Love nest~盲愛~

そっと抱き締められて、優しく髪が撫でられる。

後悔はしてない。

むしろ、もっと早くにしててもよかったくらい、これまでの事に感謝している。

無言で顔を横に振る。

見知らぬ人にお金で買われる事も覚悟した程なんだから、好きな人に抱かれるなら本望というもの。


「なら、我慢しろ」


他に言い方は無いの?

こういう時はもっと優しい言い方があると思うのに。


腕枕状態で彼の顔を見上げると、緩やかに口角が持ち上がり、満足げな表情を浮かべた。


「安心しろ」

「何をです?」

「相性はかなり良い方だ」

「っ……」

「育て甲斐がある」

「ッ?!」


彼の瞳が怪しい光で揺らめいた気がするのは気のせいだろうか?


「体の痛みが取れるまでここに滞在するから」

「お仕事は?」

「休みにしてある」

「大丈夫なのですか?」

「俺が代表なんだから、文句言う奴はいないだろ」

「……それはそうかもですけど。
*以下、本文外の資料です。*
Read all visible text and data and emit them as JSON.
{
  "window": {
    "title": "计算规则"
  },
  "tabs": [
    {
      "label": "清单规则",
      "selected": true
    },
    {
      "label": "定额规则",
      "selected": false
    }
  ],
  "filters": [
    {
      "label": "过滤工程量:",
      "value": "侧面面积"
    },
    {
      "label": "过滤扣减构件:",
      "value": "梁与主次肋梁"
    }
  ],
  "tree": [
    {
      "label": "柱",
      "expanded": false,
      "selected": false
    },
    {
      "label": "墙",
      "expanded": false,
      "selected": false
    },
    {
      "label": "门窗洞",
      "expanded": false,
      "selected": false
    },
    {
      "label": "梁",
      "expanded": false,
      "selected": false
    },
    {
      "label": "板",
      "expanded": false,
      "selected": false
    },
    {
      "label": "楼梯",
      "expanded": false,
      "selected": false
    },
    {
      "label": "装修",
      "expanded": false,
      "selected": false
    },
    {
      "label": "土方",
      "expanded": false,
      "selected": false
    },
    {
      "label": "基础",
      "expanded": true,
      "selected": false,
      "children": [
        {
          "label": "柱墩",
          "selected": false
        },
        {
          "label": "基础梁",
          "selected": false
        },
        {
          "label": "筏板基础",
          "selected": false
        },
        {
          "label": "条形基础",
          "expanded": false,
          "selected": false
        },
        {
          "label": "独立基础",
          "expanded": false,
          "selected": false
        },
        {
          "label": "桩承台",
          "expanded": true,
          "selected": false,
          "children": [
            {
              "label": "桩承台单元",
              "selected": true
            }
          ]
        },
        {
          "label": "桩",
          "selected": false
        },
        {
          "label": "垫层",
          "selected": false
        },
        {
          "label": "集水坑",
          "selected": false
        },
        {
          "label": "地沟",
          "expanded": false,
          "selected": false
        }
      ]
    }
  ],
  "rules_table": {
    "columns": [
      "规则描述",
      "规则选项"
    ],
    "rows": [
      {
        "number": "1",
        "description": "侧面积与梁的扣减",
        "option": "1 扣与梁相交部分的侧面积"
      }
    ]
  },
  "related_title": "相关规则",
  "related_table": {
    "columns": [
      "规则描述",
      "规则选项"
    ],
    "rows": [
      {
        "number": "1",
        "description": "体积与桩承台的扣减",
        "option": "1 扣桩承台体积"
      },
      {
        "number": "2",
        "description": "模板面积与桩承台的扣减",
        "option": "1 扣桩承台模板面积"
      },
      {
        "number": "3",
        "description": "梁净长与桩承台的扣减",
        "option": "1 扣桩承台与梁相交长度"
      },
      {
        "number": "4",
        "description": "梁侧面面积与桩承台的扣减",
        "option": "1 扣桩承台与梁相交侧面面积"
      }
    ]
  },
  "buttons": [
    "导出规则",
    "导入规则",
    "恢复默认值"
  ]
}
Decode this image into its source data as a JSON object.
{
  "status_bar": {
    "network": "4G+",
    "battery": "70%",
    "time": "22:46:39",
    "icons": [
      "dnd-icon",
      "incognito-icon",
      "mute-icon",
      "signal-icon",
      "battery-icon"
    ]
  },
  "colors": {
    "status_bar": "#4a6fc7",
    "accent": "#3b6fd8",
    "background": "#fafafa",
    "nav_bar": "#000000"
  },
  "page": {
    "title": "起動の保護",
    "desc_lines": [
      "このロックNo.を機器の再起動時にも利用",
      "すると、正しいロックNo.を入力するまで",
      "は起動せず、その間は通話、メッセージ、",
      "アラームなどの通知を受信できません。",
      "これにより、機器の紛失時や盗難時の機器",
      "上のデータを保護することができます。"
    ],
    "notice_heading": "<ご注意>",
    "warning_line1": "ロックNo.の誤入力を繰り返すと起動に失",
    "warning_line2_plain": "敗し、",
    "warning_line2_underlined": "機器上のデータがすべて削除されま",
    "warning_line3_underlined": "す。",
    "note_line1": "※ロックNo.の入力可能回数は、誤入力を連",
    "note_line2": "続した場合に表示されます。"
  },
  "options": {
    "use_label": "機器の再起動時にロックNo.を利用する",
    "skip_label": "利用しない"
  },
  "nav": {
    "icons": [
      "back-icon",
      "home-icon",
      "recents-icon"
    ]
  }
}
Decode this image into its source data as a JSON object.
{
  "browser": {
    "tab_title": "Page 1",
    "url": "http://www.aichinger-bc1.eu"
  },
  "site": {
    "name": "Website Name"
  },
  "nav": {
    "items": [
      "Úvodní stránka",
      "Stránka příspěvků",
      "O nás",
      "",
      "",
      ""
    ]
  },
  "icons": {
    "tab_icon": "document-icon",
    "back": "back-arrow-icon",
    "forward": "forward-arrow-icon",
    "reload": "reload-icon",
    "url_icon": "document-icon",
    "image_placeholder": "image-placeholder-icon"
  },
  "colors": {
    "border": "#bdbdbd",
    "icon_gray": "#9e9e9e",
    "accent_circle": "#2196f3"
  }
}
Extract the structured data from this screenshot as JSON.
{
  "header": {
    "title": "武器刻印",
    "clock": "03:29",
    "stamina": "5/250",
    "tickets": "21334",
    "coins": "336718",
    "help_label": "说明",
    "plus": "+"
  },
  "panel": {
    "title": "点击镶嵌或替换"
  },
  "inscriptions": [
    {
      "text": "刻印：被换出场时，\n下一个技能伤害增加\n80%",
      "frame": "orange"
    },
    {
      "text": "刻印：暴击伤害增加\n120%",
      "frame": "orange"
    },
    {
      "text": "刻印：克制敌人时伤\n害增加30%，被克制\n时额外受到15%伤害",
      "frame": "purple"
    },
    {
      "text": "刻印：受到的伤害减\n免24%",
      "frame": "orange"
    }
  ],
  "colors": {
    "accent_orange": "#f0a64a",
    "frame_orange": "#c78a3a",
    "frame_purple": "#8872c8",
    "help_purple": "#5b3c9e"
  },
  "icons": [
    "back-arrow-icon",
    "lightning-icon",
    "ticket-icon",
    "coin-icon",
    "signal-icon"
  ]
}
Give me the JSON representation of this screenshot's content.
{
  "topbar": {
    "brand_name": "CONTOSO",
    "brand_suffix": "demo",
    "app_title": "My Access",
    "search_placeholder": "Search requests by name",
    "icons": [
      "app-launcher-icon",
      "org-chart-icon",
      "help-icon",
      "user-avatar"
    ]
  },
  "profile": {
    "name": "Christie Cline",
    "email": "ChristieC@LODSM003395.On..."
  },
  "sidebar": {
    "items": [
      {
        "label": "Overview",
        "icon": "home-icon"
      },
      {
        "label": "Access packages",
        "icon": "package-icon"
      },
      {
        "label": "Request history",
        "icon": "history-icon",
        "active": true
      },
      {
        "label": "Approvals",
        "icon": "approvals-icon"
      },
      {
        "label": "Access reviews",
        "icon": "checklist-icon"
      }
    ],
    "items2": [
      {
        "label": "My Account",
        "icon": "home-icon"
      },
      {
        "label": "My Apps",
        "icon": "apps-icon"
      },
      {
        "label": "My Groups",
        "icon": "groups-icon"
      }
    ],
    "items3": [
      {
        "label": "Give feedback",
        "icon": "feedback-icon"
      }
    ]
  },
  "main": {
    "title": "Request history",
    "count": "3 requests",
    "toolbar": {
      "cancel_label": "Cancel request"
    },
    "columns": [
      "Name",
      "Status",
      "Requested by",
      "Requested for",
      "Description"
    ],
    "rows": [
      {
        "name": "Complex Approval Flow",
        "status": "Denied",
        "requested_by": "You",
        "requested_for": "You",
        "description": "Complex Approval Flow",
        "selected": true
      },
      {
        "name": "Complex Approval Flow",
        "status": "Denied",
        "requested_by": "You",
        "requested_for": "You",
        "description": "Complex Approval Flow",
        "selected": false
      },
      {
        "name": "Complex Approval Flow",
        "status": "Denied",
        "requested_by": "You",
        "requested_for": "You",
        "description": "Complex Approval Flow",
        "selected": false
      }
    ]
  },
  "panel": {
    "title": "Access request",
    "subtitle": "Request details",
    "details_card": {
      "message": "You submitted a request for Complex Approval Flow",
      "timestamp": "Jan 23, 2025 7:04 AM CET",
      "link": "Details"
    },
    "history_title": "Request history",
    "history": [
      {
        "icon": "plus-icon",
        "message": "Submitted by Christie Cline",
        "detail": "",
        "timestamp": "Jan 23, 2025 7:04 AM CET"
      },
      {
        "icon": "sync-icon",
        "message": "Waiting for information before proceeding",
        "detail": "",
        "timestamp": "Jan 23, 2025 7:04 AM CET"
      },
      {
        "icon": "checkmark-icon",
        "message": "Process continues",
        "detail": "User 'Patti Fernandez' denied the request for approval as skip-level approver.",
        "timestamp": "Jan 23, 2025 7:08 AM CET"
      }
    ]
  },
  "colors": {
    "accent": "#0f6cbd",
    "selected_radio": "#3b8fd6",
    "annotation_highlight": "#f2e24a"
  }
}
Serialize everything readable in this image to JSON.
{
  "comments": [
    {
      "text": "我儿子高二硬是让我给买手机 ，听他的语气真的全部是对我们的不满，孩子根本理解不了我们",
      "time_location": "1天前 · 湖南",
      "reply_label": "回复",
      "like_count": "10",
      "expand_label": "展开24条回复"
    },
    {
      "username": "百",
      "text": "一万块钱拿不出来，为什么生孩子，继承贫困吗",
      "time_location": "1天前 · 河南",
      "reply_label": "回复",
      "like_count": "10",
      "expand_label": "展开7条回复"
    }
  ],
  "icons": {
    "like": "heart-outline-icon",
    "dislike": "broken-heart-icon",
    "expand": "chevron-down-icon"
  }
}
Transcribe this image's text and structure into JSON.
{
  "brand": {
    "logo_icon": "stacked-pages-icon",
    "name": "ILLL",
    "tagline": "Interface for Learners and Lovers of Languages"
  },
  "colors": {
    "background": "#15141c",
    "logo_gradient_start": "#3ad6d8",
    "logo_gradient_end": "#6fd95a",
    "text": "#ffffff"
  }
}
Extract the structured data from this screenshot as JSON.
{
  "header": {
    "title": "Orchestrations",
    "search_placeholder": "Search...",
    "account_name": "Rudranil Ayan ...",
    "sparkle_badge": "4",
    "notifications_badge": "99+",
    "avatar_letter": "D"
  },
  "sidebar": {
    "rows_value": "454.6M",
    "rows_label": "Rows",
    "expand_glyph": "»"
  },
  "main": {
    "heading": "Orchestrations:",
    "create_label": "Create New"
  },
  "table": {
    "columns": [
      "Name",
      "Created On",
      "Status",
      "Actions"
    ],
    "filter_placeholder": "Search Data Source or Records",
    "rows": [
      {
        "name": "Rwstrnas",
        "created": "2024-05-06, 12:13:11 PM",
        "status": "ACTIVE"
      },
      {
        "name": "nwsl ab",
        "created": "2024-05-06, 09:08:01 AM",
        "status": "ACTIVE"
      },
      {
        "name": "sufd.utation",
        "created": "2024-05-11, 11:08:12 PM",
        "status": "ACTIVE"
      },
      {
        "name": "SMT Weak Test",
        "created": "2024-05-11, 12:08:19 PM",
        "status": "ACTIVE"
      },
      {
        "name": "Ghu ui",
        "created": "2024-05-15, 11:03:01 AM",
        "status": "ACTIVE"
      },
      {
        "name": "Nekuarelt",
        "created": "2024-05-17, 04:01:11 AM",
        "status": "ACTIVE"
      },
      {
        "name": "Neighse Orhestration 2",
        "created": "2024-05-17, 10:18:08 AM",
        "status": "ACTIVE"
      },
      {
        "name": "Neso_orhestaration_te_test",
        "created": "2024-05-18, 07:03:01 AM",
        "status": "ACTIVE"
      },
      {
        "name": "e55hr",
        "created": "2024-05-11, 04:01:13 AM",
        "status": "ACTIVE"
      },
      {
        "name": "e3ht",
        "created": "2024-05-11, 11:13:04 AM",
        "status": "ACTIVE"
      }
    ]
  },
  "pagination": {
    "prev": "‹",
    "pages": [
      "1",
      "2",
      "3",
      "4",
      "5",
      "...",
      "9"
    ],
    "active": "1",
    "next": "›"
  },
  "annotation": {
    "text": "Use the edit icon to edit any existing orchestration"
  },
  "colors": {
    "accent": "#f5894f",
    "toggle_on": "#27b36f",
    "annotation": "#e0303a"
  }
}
私のためにわざわざ仕事を休んでまで…」

「仕事は二の次だ」

「えっ」

「幾ら信用しているスタッフとはいえ、さすがに毎日ずっと居合わせていて、えなを好奇な目で見られたくない」


自宅の使用人さん達のことね。

ある日突然、動けないほどの痛みを訴えたら怪しむのは間違いない。

それでなくても、毎日のようにキスマークは十分過ぎるほど散らされているのだから。

彼なりの優しさ。

ほんの少し行き過ぎかと思えるほどの。